If you asked me if I loved her now, and I could have been honest about it, I would have to say yes. But it was something that I didn't want to complicate her life with. Complications were something neither of us needed right now.
Sometimes I liked to just blame it all on her. It was pretty easy. She was the one that kissed me first but I could have easily ignored it as if it didn't happen. I didn't have to push it further like I did.
All that was in the past, and once I died, it would just be another one of those memories in the back my head that I tried to ignore.

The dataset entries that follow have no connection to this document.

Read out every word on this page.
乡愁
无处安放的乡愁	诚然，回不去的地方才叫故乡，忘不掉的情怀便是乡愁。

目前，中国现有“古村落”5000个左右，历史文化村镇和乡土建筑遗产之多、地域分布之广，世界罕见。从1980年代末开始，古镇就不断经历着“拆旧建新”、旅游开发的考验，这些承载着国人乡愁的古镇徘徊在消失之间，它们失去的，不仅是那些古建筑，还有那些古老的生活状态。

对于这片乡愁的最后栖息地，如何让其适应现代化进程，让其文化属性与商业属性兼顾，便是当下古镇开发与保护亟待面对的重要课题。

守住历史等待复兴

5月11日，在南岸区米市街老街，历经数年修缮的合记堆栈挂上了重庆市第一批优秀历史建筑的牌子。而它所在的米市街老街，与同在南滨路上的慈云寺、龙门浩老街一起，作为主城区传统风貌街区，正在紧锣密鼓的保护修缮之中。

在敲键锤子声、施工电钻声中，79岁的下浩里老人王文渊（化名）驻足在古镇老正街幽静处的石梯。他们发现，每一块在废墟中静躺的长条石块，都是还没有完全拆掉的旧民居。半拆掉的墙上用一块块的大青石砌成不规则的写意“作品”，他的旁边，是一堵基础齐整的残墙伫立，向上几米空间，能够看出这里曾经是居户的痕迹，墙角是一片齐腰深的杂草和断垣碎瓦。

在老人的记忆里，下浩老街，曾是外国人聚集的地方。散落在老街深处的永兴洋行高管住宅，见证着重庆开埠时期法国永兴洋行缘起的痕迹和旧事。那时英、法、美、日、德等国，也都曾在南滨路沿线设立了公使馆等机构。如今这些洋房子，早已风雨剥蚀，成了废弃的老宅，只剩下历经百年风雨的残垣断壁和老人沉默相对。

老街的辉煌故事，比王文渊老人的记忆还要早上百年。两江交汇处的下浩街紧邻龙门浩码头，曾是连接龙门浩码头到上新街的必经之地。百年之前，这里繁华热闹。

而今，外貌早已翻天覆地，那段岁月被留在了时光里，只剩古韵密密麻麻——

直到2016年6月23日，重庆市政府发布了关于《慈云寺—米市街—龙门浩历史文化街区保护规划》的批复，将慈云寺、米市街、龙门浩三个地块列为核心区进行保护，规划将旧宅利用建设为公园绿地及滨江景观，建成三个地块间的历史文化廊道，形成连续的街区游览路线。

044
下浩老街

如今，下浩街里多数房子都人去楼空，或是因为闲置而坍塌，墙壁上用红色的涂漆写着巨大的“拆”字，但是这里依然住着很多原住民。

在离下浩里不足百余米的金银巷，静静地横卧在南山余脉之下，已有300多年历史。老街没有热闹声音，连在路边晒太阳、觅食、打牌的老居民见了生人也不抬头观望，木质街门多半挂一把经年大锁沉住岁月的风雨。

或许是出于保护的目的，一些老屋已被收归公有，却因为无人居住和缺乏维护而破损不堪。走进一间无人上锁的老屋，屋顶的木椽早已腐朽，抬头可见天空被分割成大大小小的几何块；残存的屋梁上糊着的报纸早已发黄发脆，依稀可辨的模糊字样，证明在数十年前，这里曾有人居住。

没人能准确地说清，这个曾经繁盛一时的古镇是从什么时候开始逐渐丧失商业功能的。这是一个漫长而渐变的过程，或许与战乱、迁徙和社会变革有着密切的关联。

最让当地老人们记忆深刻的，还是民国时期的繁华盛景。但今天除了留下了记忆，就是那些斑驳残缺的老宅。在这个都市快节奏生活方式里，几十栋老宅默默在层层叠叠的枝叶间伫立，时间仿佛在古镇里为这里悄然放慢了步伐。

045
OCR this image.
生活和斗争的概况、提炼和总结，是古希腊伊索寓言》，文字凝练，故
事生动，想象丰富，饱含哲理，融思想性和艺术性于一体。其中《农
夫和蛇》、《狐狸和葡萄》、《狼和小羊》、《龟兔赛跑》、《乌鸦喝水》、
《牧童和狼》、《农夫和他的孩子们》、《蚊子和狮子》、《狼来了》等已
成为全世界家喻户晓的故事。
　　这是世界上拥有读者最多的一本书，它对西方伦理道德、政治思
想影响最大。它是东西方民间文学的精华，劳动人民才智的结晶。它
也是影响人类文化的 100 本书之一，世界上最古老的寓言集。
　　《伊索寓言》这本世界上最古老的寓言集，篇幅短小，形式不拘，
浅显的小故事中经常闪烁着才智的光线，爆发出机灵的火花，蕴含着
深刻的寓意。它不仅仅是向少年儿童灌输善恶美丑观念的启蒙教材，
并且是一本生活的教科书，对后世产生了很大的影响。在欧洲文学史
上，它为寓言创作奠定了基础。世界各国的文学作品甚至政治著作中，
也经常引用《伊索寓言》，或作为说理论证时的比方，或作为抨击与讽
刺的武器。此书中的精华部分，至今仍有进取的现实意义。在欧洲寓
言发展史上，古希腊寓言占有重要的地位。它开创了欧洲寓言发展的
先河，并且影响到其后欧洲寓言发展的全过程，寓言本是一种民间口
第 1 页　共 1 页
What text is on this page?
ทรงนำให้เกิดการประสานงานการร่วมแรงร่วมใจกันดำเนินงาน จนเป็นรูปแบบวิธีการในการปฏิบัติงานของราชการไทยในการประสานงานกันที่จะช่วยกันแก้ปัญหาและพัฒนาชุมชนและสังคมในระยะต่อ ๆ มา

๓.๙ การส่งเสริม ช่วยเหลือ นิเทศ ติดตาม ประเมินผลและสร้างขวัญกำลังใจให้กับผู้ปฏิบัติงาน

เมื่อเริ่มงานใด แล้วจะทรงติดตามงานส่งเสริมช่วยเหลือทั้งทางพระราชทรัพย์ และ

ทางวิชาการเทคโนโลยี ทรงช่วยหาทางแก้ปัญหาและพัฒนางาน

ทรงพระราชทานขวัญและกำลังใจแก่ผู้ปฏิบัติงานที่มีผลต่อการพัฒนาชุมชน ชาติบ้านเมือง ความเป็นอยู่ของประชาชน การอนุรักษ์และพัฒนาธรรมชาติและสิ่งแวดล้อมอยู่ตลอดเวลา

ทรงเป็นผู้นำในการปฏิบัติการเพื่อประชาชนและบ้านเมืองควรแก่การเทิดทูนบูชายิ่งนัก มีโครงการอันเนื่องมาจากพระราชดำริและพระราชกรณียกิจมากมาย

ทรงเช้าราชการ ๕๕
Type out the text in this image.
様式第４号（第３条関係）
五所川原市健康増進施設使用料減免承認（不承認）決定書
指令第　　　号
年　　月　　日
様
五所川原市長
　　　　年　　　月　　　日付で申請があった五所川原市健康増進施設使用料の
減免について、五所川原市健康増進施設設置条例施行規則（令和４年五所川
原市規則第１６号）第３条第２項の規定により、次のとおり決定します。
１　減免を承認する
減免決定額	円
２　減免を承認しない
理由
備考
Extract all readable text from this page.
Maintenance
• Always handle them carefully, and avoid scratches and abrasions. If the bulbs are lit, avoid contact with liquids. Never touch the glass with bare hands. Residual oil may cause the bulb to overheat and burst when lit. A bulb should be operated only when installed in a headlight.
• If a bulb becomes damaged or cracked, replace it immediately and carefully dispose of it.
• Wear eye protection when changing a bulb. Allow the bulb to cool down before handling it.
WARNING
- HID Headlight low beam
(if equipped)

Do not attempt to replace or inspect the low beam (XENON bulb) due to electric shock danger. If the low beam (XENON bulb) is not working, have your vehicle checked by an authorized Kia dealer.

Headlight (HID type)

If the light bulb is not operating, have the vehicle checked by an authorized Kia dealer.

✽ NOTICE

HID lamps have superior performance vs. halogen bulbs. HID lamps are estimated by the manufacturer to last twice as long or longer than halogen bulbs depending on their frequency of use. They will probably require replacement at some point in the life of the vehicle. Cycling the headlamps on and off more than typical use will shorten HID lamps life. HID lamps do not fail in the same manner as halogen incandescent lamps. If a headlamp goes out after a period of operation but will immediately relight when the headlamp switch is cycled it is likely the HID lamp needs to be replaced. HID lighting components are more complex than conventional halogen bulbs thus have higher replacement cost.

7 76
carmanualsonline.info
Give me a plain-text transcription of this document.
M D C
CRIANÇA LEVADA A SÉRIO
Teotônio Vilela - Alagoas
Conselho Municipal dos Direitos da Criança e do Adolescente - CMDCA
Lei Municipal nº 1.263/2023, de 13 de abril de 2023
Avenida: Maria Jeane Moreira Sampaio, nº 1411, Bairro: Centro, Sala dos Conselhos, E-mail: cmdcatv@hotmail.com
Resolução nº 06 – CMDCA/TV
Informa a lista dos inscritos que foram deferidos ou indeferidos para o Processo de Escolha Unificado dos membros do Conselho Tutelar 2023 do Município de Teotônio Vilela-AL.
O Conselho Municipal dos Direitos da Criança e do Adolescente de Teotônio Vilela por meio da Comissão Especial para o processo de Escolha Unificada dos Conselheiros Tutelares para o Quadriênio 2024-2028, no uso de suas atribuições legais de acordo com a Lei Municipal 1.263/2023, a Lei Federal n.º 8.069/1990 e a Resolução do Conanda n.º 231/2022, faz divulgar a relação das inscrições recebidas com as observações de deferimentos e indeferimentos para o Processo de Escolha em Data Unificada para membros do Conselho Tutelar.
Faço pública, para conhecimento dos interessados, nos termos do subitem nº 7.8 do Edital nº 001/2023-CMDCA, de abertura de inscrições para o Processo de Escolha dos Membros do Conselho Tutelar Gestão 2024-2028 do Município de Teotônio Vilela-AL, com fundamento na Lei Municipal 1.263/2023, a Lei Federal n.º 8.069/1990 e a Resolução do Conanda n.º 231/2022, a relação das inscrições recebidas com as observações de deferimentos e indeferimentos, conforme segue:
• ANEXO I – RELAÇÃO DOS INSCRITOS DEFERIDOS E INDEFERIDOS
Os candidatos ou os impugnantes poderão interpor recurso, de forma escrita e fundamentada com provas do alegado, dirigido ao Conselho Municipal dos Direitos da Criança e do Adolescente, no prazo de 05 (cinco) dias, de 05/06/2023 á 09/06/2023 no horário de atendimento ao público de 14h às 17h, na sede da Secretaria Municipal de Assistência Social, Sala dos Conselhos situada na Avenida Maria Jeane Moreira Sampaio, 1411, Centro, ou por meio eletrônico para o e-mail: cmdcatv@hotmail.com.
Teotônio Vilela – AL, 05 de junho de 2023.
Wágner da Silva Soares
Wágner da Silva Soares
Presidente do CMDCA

One thing about getting resurrected so often is that you grow old faster. As things start to come back to you, you have the baggage of about a hundred other life times. It makes you wiser, sure, but the mind gets old. I guess it was just as well. In my profession, living a long life wasn't an option. My record age so far was thirty seven. I had died in so many gruesome and heroic ways. Many of them were in the history books, about how I sacrificed for some greater good but there are some that I remembered that it didn't quite end like that. I never outright killed myself before, but there were times when I could have avoided death and didn't. I didn't think Zelda knew any of this. Usually by the time I start feeling old, years have gone by since any letters in between us had been sent. I was sure news of my death must have carried to her eventually but I was glad she wasn't around whenever it happened. Though, now that I was twenty eight, my life span expectancy closer than ten years, and me still hanging around, I was a little worried on what may happen.
I didn't know how long Zelda's lives usually lasted. I assumed for a long time. Zelda was way too smart to get herself killed in stupid ways, and without me around stressing her out all the time, she should have been pretty happy.
Yet, for some reason, I was still hanging around, stressing her out.